帝国データバンクによると、日本国内の企業の3分の2にあたる66.5%が後継者不在だという。地域別では北海道や中国地方で特に多くなっている。また休廃業・解散の件数が約2万8000件に対して、倒産件数は8400件となり、それぞれの比率は77:23となっている。
国内で起きたM&Aの件数は2847件(2017年)。このうち上場企業同士は137件でわずか5%。譲受・譲渡企業のどちらかが上場企業の場合は1293件で45%。そしてどちらも未上場の企業同士が1416件で半分の50%を占めている。中小企業同士のM&Aは公表されず、社名も変わらないことから、周りの企業もほとんどが気付かない。銀行や取引先企業が調査をしないと分からないケースが多い。

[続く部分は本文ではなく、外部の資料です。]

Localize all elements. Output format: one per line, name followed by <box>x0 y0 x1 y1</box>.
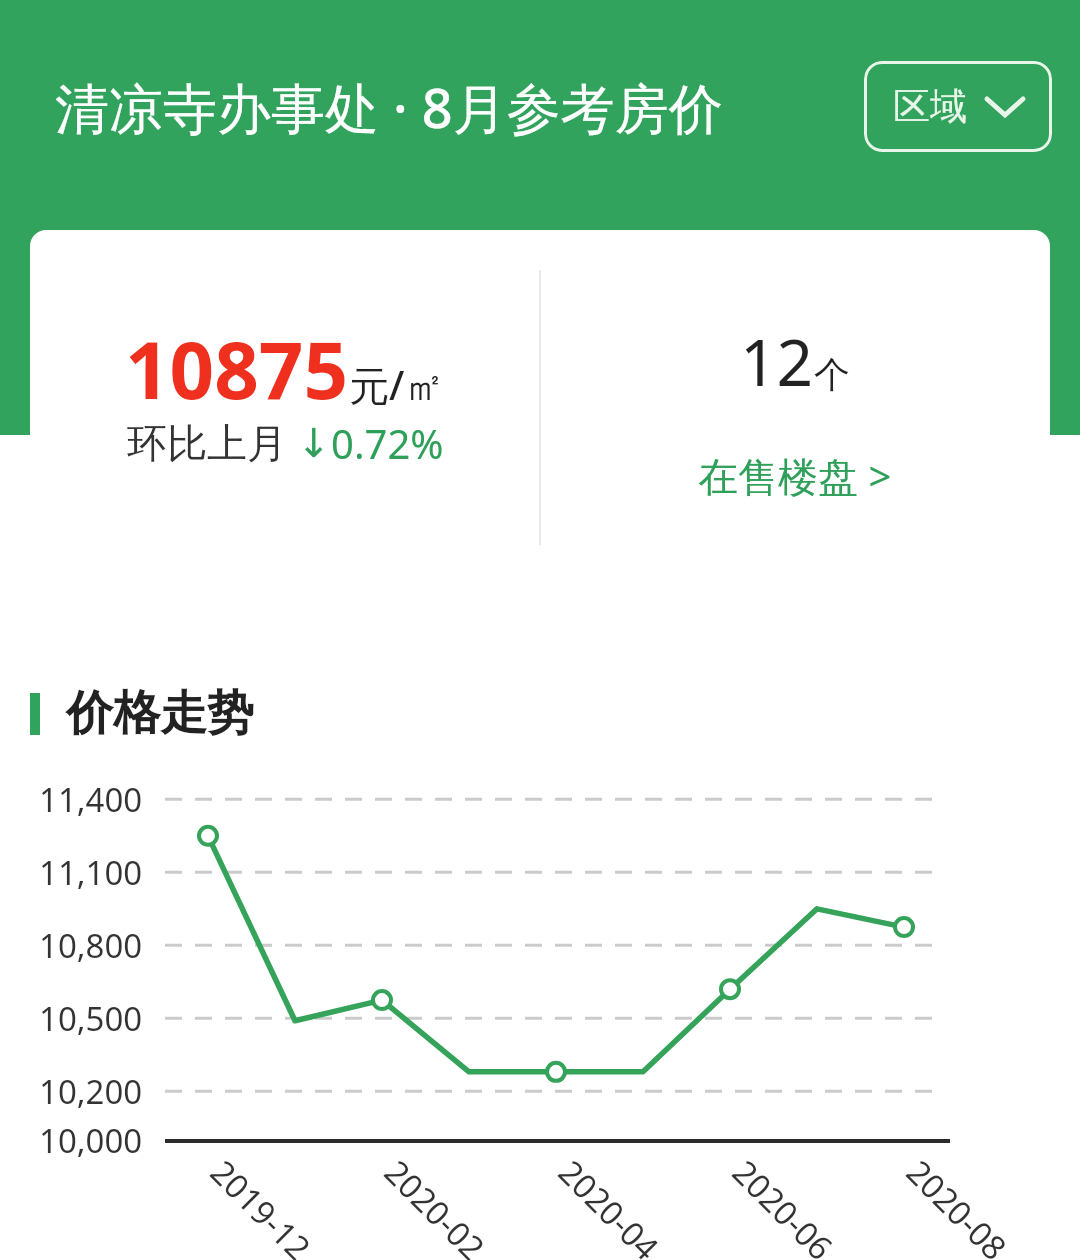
staticText: 区域 <box>893 83 967 130</box>
button[interactable]: 10875 <box>30 316 540 422</box>
button[interactable]: 在售楼盘 > <box>540 448 1050 503</box>
staticText: 清凉寺办事处 · 8月参考房价 <box>55 70 723 144</box>
staticText: 10875 <box>125 316 349 422</box>
staticText: 价格走势 <box>66 684 254 743</box>
button[interactable]: 12 <box>540 318 1050 405</box>
staticText: 个 <box>814 352 850 397</box>
staticText: 元/㎡ <box>349 357 445 412</box>
staticText: 在售楼盘 > <box>698 448 892 503</box>
staticText: ↓ <box>297 420 331 467</box>
staticText: 环比上月 <box>127 418 287 468</box>
staticText: 12 <box>740 318 814 405</box>
staticText: 0.72% <box>331 416 444 470</box>
button[interactable]: 区域 <box>864 61 1052 152</box>
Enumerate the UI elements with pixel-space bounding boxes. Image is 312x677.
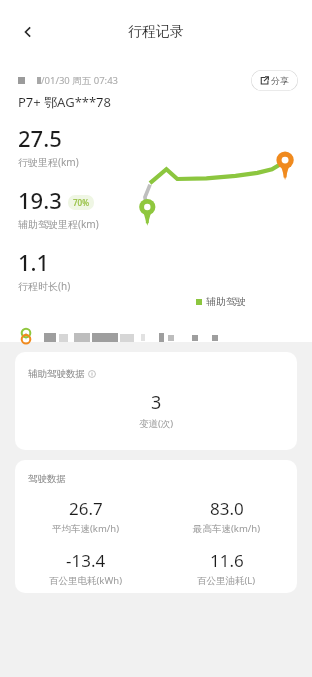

中小企業同士のM&Aの9割以上は、株式譲渡によるもの。吸収・合併して子会社化するというケースは1割未満。譲渡企業のM&Aによる主なメリットは、非公開株式の現金化による創業者利益の獲得、株式譲渡益は20%の分離課税による税負担の軽減、個人及び連帯保証や資金繰りという経営責任リスクの解除、従業員の雇用継続、取引先の契約維持、閉塞感からの脱却―等が挙げられる。
現在、古紙ヤードマップ発行の為に全国的な調査を行っているが、廃業やM&Aの事例が増えている。